John was killed in action on May 31, 1862, at Fair Oaks, Virginia.

On June 3, 1862, Homer Thayer of Company G wrote to the Lansing State Republican that “Sergt. Chas. T. Foster, the Color Sergt. of the Regiment was the first to fall. He was bravely holding the colors, and by his coolness and courage, doing much to encourage the boys to press on. Orderly E. F. Siverd was soon after wounded, but still did his duty and urged his comrades on. Soon after this Corporals Case B. Wickham, John Blanchard and Nathaniel T. Atkinson, and privates Samuel Dowell and Charles T. Gaskill received fatal shots. Atkinson and Dowell were brought from the field before they died. All have been buried, and their resting places marked with aboard giving the name, company and Regiment.”

He may have been buried among the unknown soldiers in Seven Pines National Cemetery, although there is a marker for him in Boughton cemtery, Clinton County: sec N2 lot 2 grave 4.
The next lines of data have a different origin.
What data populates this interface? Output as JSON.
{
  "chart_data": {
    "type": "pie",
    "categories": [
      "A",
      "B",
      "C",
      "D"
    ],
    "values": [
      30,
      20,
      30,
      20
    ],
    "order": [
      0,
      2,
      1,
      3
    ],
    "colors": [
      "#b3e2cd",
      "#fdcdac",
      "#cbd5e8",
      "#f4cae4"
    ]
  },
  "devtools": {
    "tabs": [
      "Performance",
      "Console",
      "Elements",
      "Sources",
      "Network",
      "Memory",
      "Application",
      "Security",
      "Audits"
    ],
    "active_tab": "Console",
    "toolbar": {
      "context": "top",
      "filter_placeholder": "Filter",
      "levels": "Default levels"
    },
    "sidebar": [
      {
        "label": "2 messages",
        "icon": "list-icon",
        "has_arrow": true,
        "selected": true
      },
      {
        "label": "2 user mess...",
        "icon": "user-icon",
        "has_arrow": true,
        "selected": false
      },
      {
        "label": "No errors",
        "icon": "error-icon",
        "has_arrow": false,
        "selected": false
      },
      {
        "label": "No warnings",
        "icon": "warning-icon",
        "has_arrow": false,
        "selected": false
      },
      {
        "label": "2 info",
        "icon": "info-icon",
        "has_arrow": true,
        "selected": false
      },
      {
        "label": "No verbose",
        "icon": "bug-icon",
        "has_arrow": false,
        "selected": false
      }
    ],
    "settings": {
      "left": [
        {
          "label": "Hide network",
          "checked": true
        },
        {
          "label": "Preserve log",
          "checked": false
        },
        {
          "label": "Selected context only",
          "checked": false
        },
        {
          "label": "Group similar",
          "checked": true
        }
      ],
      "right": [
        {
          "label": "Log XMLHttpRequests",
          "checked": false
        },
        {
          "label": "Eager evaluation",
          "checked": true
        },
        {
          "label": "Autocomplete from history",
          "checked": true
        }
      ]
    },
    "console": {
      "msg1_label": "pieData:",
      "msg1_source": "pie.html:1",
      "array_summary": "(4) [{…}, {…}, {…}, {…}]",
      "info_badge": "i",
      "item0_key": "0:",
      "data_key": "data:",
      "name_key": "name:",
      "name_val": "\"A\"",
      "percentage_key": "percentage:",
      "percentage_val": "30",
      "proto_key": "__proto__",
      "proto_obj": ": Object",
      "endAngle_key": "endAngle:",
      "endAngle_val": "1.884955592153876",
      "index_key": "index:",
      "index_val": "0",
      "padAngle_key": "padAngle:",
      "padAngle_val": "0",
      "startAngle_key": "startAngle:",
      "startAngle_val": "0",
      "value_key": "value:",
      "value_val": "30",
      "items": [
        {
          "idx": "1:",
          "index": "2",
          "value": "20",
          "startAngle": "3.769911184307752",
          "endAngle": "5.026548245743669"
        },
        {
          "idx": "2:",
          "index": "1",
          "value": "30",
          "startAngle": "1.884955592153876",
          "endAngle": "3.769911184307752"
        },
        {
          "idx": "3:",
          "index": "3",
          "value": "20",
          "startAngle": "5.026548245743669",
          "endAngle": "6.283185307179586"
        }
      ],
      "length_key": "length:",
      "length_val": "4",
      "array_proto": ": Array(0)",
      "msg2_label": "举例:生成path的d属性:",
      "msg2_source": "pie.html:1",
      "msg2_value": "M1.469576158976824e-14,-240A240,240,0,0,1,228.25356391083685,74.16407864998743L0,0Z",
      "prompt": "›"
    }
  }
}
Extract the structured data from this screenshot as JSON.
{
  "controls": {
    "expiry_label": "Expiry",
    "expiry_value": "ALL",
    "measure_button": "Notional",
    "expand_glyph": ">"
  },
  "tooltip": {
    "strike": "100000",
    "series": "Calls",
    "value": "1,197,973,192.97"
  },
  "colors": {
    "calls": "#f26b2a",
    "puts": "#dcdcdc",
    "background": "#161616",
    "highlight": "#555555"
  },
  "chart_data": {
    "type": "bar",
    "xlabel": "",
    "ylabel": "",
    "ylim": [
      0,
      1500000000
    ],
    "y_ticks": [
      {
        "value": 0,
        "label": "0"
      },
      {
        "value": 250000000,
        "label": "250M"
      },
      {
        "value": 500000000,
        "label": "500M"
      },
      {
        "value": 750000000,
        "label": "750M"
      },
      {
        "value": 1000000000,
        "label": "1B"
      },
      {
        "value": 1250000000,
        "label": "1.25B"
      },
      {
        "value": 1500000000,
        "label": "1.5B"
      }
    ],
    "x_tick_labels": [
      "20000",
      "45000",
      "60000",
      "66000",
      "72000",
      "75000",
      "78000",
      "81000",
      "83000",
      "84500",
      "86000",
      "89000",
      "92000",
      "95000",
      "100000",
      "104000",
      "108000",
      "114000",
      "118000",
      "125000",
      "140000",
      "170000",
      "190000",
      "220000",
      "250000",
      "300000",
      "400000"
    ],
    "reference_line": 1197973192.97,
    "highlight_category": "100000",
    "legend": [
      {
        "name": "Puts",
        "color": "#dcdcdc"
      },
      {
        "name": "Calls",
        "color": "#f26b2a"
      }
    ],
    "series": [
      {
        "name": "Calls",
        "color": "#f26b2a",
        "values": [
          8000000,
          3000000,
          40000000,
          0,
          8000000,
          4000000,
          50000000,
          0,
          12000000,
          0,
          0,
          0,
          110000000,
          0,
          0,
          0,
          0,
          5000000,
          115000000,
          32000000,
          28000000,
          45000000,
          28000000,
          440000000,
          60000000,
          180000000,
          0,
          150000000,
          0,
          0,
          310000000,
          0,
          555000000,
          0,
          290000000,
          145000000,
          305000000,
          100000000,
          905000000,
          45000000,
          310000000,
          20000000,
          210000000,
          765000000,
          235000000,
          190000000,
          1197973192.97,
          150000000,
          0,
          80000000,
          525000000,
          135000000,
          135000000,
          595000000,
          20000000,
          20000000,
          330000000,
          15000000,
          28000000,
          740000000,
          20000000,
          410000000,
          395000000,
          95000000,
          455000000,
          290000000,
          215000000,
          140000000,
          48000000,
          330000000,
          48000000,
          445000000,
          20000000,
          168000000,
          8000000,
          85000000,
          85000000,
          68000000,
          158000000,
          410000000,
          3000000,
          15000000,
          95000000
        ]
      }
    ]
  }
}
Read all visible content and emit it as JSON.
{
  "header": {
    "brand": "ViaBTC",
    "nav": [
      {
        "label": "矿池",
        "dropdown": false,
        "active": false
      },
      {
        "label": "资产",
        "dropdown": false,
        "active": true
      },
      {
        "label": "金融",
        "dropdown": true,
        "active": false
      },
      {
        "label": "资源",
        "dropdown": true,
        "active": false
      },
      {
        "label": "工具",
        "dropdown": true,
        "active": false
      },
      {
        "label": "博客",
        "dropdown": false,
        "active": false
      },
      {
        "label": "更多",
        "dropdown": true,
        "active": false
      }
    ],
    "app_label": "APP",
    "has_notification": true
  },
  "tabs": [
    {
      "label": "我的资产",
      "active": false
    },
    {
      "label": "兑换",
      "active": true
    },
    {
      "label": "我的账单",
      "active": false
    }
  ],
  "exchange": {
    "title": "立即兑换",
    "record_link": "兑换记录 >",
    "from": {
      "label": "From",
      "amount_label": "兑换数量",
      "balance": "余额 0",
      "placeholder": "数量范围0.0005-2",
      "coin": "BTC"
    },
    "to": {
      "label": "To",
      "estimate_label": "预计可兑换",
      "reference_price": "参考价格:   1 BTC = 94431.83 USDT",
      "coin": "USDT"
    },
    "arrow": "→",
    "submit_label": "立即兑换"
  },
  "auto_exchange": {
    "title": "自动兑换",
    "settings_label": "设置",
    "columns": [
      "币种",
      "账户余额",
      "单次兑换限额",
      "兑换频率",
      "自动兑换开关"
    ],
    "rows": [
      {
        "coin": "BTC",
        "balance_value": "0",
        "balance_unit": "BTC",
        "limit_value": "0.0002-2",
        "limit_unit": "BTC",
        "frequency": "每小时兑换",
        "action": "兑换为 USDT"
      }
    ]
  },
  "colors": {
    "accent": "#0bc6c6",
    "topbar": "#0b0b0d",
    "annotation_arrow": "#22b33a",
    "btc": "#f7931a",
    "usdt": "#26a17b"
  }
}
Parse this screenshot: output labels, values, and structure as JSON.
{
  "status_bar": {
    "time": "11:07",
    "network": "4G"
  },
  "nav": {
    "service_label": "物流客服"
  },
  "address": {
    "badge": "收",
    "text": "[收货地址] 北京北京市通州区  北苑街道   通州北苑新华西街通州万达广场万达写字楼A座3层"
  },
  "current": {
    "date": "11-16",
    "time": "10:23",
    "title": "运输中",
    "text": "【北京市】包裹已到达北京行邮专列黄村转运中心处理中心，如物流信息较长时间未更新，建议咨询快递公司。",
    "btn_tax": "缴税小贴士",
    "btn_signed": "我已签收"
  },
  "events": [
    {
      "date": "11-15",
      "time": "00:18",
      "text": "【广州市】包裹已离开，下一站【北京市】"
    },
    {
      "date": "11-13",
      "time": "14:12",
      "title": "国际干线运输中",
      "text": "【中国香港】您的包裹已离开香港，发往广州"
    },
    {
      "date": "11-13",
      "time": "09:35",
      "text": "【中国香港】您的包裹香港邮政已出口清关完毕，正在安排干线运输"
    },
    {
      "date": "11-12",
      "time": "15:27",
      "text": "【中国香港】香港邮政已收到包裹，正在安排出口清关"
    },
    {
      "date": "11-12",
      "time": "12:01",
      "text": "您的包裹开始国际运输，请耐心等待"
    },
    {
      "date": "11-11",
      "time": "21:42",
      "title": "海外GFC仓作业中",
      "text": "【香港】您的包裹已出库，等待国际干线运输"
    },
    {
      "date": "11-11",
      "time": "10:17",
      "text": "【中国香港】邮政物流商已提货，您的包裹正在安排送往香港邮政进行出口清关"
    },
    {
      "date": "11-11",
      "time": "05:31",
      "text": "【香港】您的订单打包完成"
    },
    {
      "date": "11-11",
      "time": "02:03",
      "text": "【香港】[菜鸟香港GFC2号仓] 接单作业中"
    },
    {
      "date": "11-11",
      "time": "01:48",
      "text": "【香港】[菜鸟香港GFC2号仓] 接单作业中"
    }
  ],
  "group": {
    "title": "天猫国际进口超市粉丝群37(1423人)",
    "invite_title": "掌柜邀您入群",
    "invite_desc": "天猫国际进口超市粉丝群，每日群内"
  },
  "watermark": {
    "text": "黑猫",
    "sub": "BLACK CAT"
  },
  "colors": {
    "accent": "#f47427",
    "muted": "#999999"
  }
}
Sarah died in 1876 and was buried in Boughton cemetery, next to two of her three sons. (Another son Charles F. also died during the war and is also buried in Boughton cemetery).

David was living in Petoskey, Emmet County in 1887 when he applied for a dependent father’s pension, no. 252901. By 1889 David was living in Petoskey, although he was reported as having spent his summers there with one of his daughters, a Mrs. Stafford. David died in 1895 and was interred alongside his family in Boughton cemetery.